Hacker News new | ask | show | jobs
by antirez 919 days ago
Use llama.cpp for quantized model inference. It is simpler (no Docker nor Python required), faster (works well on CPUs), and supports many models.

Also there are better models than the one suggested. Mistral for 7B parameters. Yi if you want to go larger and happen to have 32Gb of memory. Mixtral MoE is the best but requires too much memory right now for most users.

4 comments

I'm curious, what do you use these small LLMs for, like can you give some examples of (not too) personal uses cases from the past month?
My understanding (I haven’t used a fine tuned one) is that you can use one that you fine tune yourself for narrow automation tasks. Kind of like a superpowered script. From my llama 2 7b experiments I have not gotten great results out of the non fine tuned versions of the model for coding tasks. I haven’t tried code llama yet.
Thanks for the suggestion. I'm new to running LLMs so I'll take a look at your suggestion [0]. My ~10 year old MacBook Air has 4GB of RAM, so I'm primarily interested in smaller LLMs.

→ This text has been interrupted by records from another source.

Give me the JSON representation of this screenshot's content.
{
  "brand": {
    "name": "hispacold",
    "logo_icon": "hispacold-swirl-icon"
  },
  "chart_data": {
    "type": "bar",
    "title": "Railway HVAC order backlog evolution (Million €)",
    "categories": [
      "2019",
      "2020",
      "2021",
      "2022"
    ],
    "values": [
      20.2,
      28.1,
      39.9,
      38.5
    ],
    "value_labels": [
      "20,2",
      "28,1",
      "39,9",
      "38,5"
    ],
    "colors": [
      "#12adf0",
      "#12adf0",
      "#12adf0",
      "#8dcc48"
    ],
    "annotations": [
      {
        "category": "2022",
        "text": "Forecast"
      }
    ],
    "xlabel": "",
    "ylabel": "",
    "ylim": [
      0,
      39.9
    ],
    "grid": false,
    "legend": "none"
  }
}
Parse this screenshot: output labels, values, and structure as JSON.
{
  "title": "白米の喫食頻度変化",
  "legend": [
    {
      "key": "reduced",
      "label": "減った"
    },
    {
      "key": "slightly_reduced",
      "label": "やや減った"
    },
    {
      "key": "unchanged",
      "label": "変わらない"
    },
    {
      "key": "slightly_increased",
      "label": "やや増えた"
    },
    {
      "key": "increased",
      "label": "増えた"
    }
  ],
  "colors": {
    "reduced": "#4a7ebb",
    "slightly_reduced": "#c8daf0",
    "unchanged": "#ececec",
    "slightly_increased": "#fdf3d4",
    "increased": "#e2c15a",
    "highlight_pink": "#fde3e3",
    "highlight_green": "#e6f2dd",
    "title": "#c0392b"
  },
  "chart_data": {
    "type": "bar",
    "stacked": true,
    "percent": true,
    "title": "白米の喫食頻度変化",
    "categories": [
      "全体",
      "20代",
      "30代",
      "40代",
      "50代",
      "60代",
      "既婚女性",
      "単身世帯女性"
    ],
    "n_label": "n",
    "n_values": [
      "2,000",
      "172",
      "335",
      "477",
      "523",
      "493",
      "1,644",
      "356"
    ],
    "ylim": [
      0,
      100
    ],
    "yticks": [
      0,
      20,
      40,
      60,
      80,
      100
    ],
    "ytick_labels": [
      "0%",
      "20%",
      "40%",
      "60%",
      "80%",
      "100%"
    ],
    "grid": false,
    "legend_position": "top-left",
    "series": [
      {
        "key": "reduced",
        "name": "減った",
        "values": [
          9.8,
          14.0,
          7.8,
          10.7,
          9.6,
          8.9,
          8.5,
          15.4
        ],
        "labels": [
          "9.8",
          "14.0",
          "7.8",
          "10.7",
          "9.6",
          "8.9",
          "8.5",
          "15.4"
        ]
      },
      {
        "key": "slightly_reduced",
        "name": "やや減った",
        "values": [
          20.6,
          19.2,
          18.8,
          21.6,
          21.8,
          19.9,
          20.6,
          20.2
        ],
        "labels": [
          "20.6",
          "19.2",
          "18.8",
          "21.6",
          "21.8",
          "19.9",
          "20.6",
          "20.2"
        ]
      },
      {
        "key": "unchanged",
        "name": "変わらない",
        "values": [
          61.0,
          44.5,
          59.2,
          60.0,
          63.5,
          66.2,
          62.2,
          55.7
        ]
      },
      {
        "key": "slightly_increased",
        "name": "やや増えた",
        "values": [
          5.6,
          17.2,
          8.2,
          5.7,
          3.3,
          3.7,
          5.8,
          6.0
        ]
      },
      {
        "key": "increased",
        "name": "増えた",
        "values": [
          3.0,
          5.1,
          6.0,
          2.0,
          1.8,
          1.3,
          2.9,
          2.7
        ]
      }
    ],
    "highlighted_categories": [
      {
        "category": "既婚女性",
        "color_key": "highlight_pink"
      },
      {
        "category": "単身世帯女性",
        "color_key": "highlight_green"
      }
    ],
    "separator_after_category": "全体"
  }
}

[0] https://github.com/ggerganov/llama.cpp

You don't necessarily need to fit the model all in memory – llama.cpp supports mmaping the model directly from disk in some cases. Naturally inference speed will be affected.
Btw, shouldn't it in theory be possible to run the Mixtral MoE loading next submodel sequentially and store outputs and then do the rest of the algorithm to make it easier to run on machines that cannot fit whole model in the memory?
Yes but loading weights into memory takes time
Yeah I imagine sequential inference would be slower. How long do you have to wait to load these weights on a personal PC? I have not tried using those systems so far.
Python is only used in the toolchain, the inference engine is entirely C/C++.